Carmel approached the couch. Roman felt his already sore muscles tighten. She slid his legs off the coffee table and frowned at the marred surface.
“Lady Beat will be pleased when I return the data drive you stole. And when I hand you over to Lil’ Miss Malachite, I’ll make sure she gets Hei off our backs once and for all. With him out of the picture, the Dust trade will be up for grabs, and Jimmy will rally the council to give him emergency power over the Dust imports, distribution, and sales.” She winked. “But we know who’ll really be in charge, don’t we?”
In one fluid motion, Roman grabbed her, taking her by surprise, holding her arms at her side with one arm and covering her nose and mouth with the other.
“You talk too much,” Roman said.
She struggled, her screams muffled, but she couldn’t break his grip. Gradually she stopped fighting him as she ran out of oxygen and passed out.
He dropped her on the couch. “Thanks for the tea, but one of the first things I learned on the street is to be careful about what you eat. I didn’t have to go to a fancy school for that one.”
He grabbed curtain pulls from around the room and tied her up with them. Then he waited by the door for Jimmy to come back.
He walked into the room completely oblivious to his unconscious wife, texting on his Scroll.
“Darling, Hei is on his way over here. Once I give him this data drive and Torchwick, he says all my debts are forgiven. I can’t believe this opportunity dropped right into our laps. Isn’t that splendid news?” Jimmy looked up. He saw his wife.
“I’ve heard better news,” Roman said.
Jimmy spun around, reaching into his pocket, but Roman whacked him on the head with his cane. Jimmy went down.
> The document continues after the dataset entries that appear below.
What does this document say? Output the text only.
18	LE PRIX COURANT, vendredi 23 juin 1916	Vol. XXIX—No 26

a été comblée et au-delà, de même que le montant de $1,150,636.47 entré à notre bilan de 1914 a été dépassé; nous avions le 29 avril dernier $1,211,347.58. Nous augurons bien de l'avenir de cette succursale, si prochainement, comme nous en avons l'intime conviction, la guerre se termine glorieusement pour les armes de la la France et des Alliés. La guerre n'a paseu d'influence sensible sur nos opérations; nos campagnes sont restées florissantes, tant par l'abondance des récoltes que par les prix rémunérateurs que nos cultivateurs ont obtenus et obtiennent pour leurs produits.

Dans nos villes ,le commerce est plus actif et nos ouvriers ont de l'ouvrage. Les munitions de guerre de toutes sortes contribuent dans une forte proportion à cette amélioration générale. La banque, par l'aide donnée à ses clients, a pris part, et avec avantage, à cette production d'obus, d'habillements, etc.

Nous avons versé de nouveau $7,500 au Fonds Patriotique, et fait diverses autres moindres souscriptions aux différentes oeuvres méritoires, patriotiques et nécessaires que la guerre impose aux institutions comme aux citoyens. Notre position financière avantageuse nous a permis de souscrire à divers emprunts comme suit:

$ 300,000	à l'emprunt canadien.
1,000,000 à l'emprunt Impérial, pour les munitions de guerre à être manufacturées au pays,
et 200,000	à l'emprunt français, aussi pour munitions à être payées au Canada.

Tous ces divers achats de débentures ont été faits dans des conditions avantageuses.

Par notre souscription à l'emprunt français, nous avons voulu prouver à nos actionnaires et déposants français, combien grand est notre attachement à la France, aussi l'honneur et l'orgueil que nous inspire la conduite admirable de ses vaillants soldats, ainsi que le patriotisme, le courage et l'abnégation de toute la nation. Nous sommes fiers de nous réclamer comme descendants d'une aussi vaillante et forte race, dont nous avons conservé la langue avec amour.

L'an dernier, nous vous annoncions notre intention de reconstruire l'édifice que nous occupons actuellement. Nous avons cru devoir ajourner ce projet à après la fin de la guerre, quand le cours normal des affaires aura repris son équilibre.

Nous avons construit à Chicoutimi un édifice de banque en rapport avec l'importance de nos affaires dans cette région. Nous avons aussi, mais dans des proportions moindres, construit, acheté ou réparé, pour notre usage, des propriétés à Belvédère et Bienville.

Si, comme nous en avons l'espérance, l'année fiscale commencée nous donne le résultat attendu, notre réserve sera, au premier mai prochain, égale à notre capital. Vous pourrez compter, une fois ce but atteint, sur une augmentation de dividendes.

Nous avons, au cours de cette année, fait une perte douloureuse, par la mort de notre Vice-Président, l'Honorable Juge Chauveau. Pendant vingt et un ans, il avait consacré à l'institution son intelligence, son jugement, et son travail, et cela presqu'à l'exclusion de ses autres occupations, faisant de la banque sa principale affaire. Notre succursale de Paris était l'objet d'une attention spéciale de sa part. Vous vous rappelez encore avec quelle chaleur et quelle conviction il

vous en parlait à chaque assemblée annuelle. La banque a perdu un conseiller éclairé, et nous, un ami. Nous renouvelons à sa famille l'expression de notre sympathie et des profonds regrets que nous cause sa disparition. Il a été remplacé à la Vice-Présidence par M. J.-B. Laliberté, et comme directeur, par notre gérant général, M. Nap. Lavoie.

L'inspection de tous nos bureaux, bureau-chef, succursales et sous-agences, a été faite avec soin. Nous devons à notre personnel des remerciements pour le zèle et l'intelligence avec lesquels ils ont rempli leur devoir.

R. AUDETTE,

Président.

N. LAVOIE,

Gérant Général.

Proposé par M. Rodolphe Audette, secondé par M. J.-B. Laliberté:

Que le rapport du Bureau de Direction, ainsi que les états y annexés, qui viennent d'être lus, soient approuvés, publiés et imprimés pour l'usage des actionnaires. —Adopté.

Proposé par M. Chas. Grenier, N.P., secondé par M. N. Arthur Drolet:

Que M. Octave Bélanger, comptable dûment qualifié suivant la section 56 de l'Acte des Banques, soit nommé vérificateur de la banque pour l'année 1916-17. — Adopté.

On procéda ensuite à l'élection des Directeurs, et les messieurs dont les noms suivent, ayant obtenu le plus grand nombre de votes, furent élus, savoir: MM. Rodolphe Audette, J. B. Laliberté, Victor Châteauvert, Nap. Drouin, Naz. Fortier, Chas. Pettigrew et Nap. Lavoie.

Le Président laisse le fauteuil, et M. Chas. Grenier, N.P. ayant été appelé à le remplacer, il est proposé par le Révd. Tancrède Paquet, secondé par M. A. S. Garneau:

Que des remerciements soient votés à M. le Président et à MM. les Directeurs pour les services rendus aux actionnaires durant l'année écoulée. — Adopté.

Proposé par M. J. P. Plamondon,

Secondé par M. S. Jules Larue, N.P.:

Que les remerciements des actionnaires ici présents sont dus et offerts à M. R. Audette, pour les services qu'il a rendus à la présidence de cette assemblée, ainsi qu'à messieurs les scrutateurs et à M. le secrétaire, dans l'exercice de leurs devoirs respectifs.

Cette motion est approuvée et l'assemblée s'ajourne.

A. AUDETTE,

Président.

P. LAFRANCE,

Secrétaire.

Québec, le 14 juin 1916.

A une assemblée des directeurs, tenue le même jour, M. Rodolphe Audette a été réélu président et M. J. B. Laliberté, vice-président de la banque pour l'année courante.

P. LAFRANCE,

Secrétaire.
Roman checked the man’s pockets and relieved him of a pistol and the data drive. Roman weighed the thing in his hand.
This information was hot, but it wasn’t the kind of thing that increased in value the longer you held on to it. Some of it would still be damning evidence, but the real usefulness of it was in the current deals going on, which must be why Xiong and Lil’ Miss wanted it so badly. Maybe even more than they wanted Roman.